🚨3• Your Eyes Are Swallowing Me

181 20 42
                                    

🚨Tw//ölüm, silah, klostrofobi hissi

Minho, Jisung'un buradan gitmesini her şeyden çok istiyordu. Bu evin onda uyandırdığı hisler, öldükten sonraki zamandan beri hiç de iyi değildi.

Bu düşüncesi Jisung'un ev sahibini gördükten sonra daha da artmıştı. Bay Kim ona hem tanıdık, hem de çok uzak gelmişti. Göğsünün üzerinde hissettiği ağrıyı tanımlayamıyordu. Neden olduğunu anlayamadığı bu düşünce kafasını karıştırsa da kesinlikle emindi.

Jisung bu evde daha fazla durmamalıydı.

Hem, onu evden kaçırmak için yaptığı şeyleri nasıl görmezden gelebilirdi ki? Ne hakla? Minho ciddiye alınması gereken birisiydi. Han'ın tavırları kesinlikle affedilemezdi. Asla.

Jisung, Bay Kim ve tamircinin işleri bittiğinde onları uğurladı, çoktandır hak ettiği uyku planlarını gerçekleştirmek için odasına gitti. Odasına girdiği anda kendini garip hissetti. İçinden bir ses ona burada olmaması gerektiğini söyleyip duruyordu.

Bu düşünce çok saçmaydı. Anksiyete ilaçlarını da almıştı oysa, niye böyle göğsü sıkışıyor gibiydi? Ayrıca sabahtan beri sürekli bu odaya girip çıkıyordu, ne değişmiş olabilirdi ki?

Sonrasında aklına, daha beş dakika önce evde olan iki adamın odasından geçip de banyoya gittikleri düşüncesi düşüverdi. Hoş, evde oldukları süre boyunca ne yapmış olabilirlerdi ki canım? O kadar da kötü insanlara benzemiyorlardı. Jisung sadece çok ince düşünüyordu o kadar. Hem gece diye de kendini korkutuyordu büyük ihtimalle.
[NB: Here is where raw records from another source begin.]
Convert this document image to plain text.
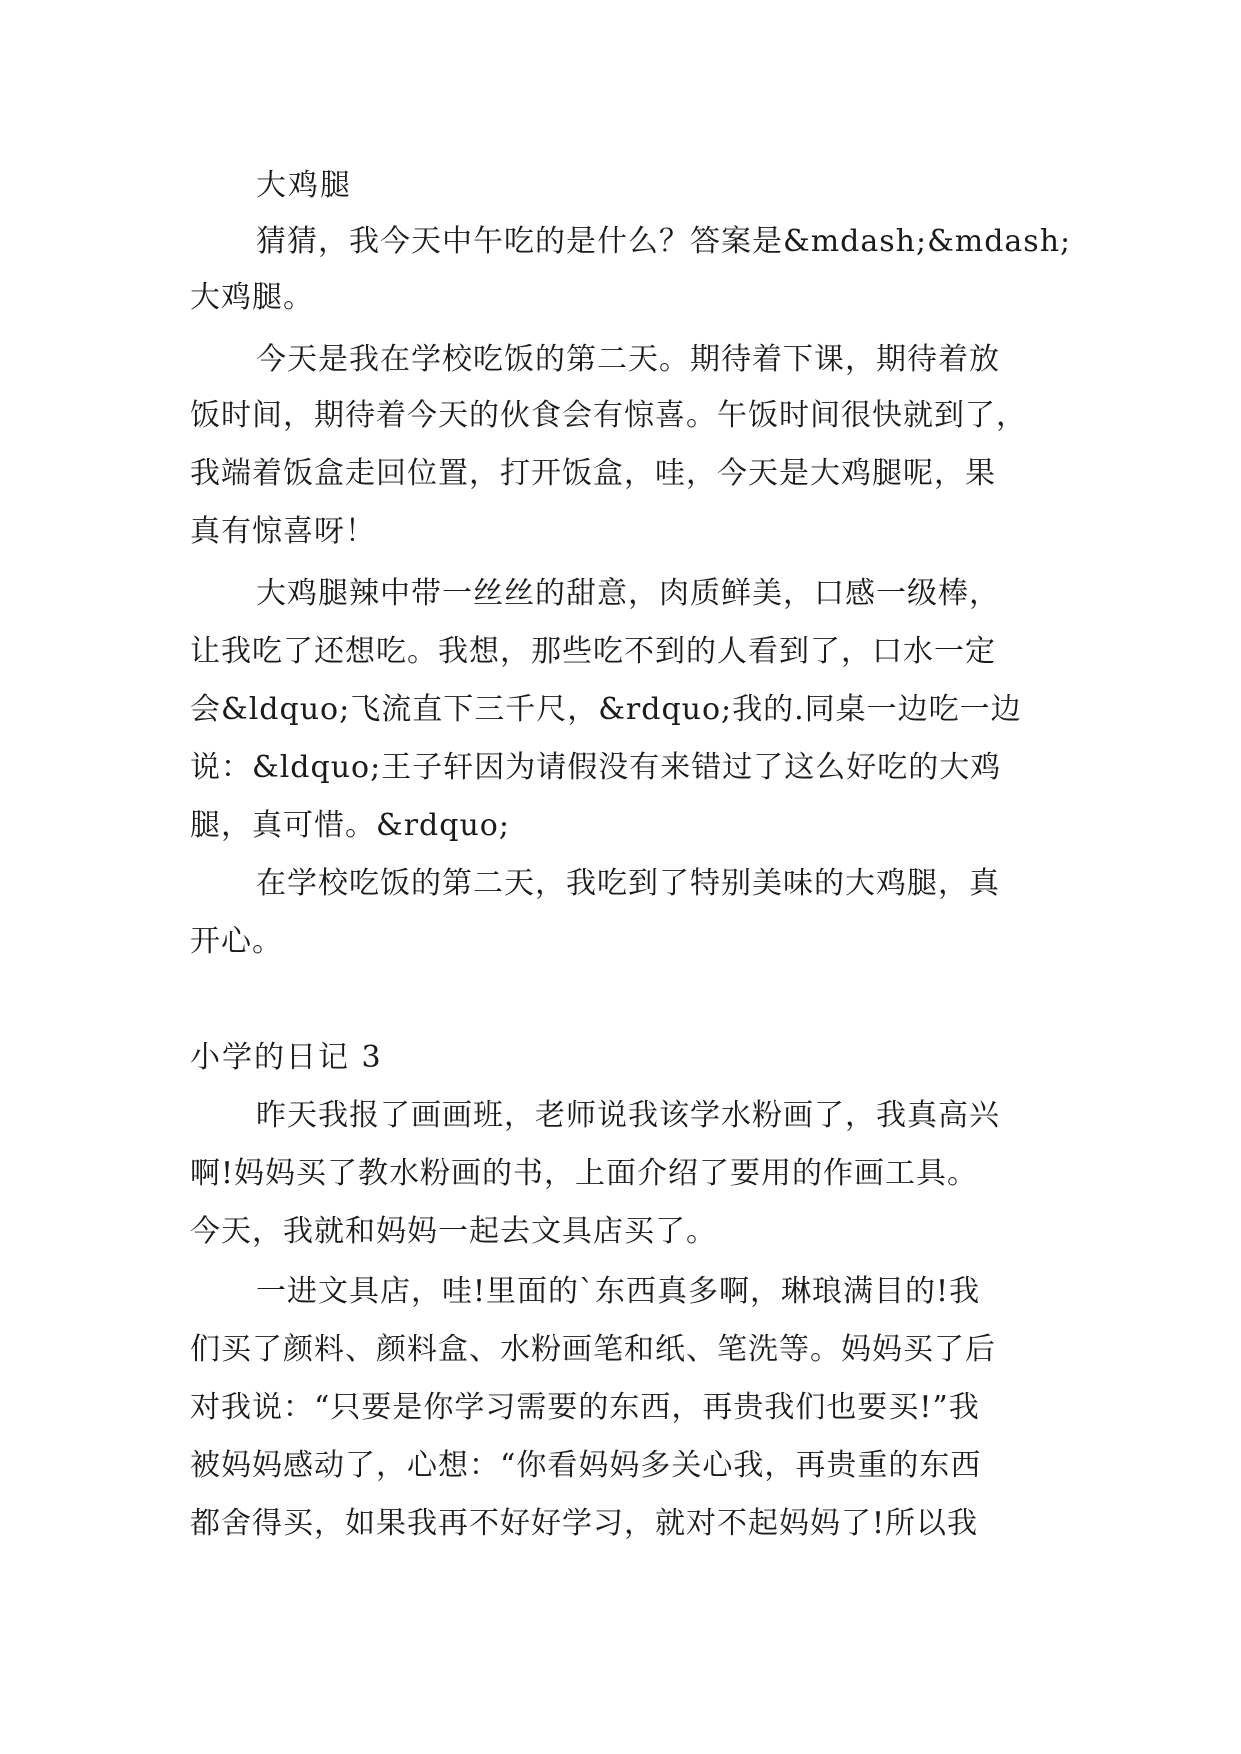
大鸡腿
猜猜，我今天中午吃的是什么？答案是&mdash;&mdash;
大鸡腿。
今天是我在学校吃饭的第二天。期待着下课，期待着放
饭时间，期待着今天的伙食会有惊喜。午饭时间很快就到了，
我端着饭盒走回位置，打开饭盒，哇，今天是大鸡腿呢，果
真有惊喜呀！
大鸡腿辣中带一丝丝的甜意，肉质鲜美，口感一级棒，
让我吃了还想吃。我想，那些吃不到的人看到了，口水一定
会&ldquo;飞流直下三千尺，&rdquo;我的.同桌一边吃一边
说：&ldquo;王子轩因为请假没有来错过了这么好吃的大鸡
腿，真可惜。&rdquo;
在学校吃饭的第二天，我吃到了特别美味的大鸡腿，真
开心。
小学的日记 3
昨天我报了画画班，老师说我该学水粉画了，我真高兴
啊!妈妈买了教水粉画的书，上面介绍了要用的作画工具。
今天，我就和妈妈一起去文具店买了。
一进文具店，哇!里面的`东西真多啊，琳琅满目的!我
们买了颜料、颜料盒、水粉画笔和纸、笔洗等。妈妈买了后
对我说：“只要是你学习需要的东西，再贵我们也要买!”我
被妈妈感动了，心想：“你看妈妈多关心我，再贵重的东西
都舍得买，如果我再不好好学习，就对不起妈妈了!所以我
Uzun zamandır da tek başına kalmadığı için de belki bu kadar takıyordu her şeyi kafasına.

Yaşadığı bu paranoya hissini azaltmak için odanın her köşesini didik didik aradı.

Ne aradığını bilmiyordu. Belki dolabın kenarına sıkıştırılmış bir gizli kamera, yatağının altına takılmış bir dinleme cihazı veya kıyafetlerinden birine yerleştirilmiş takip cihazı...
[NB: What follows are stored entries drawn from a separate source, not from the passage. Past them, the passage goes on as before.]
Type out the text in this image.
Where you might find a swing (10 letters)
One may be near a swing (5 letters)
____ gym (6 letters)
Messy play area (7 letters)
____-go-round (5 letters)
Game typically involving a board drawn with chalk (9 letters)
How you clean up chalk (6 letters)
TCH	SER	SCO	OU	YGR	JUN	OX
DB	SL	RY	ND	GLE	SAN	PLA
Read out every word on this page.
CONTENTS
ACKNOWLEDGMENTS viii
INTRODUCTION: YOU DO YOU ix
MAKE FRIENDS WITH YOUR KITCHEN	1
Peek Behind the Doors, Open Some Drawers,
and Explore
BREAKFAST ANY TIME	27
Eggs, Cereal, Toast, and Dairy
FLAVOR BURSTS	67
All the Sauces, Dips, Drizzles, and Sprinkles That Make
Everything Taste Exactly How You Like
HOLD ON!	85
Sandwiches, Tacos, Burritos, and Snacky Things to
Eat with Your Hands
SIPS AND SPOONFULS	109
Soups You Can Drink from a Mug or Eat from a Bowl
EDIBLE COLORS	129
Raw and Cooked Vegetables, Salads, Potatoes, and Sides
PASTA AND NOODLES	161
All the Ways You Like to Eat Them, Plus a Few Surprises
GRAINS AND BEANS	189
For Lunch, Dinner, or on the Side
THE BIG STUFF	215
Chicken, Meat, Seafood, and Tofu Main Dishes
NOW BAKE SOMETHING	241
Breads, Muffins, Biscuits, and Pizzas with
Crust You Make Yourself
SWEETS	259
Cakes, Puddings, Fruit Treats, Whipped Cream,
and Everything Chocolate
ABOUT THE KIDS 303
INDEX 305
Odada garip görünen bir eşya bulamayınca Jisung, derin bir nefes aldı. Yine de içindeki o tuhaf hissi bir türlü atamıyordu. Tanımadığı yeni bir yerde, tek başına olmanın verdiği gerginlik diye düşünmeye zorladı kendisini.

Yatağa uzandı, gözlerini kapattığı gibi uykuya daldı.

•••

Nefes alamama hissiyle uyandı. Sanki ciğerlerine yeterince hava çekemiyor gibiydi. Vücudunu da oynatamıyordu. Elleri, kolları, bacakları sanki kitlenmiş gibiydi.

Gözlerini bir hışımla açtı.

Uyku felci geçirmeyeli çok uzun zaman olmuştu, aldığı ilaçların iyi yönleri diye düşünmüştü şimdiye kadar. Demek ki yeterince iyi gelmiyorlardı. Doktoruna gidip dozları hakkında konuşma zamanı gelmişti belki de.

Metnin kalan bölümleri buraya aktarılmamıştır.